Introduction
La normalisation des produits et procédés de construction répond à plusieurs objectifs :
- L’assurabilité : pour l’assurance dommage-ouvrage du maître d’ouvrage, et pour l’assurance décennale des entreprises. D’une manière générale, aucun problème pour les « techniques courantes », par contre pour les « techniques non courantes », il faut négocier avec son assureur : il peut augmenter la prime d‘assurance, ou refuser d’assurer la technique concernée. En effet, l’assureur prend un risque supplémentaire en cas de mise en œuvre d’un produit ou procédé peu connu, ou dont les règles de mise en œuvre ne sont pas bien définies.
- La qualité de mise en œuvre : les différentes normes et règles définissent les règles de bonne mise en œuvre des différents produits et procédés.
La commission prévention produits (C2P) de l’Agence Qualité Construction joue un rôle important car elle valide les règles professionnelles, avis techniques et documents techniques d’application et peut donc décider si les techniques concernées sont des « techniques courantes » ou des « techniques non courantes ».
La normalisation peut prendre plusieurs formes :
Les techniques courantes :
- Domaine traditionnel :
- Les NF DTU : Documents techniques unifiés. C’est le niveau le plus avancé de la normalisation. Les NF DTU décrivent les caractéristiques des matériaux et les règles de mise en œuvre. Il est obligatoire de les appliquer.

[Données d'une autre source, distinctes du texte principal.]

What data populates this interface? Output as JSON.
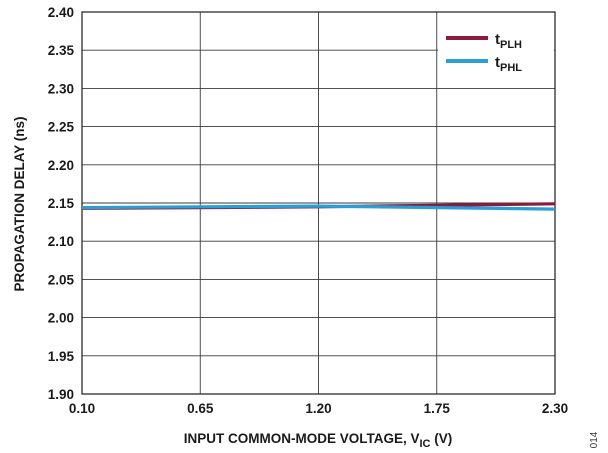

- Recommandations professionnelles RAGE : Règles de l’Art Grenelle de l’Environnement. Ces règles viennent en complément des NF DTU et apportent des solutions complémentaires pour réaliser les économies d’énergie prévues notamment dans la RT 2012
- Domaine non traditionnel :
- Les règles professionnelles acceptées par la C2P : Les règles professionnelles sont rédigées par les professionnels en mutualisant leurs bonnes pratiques.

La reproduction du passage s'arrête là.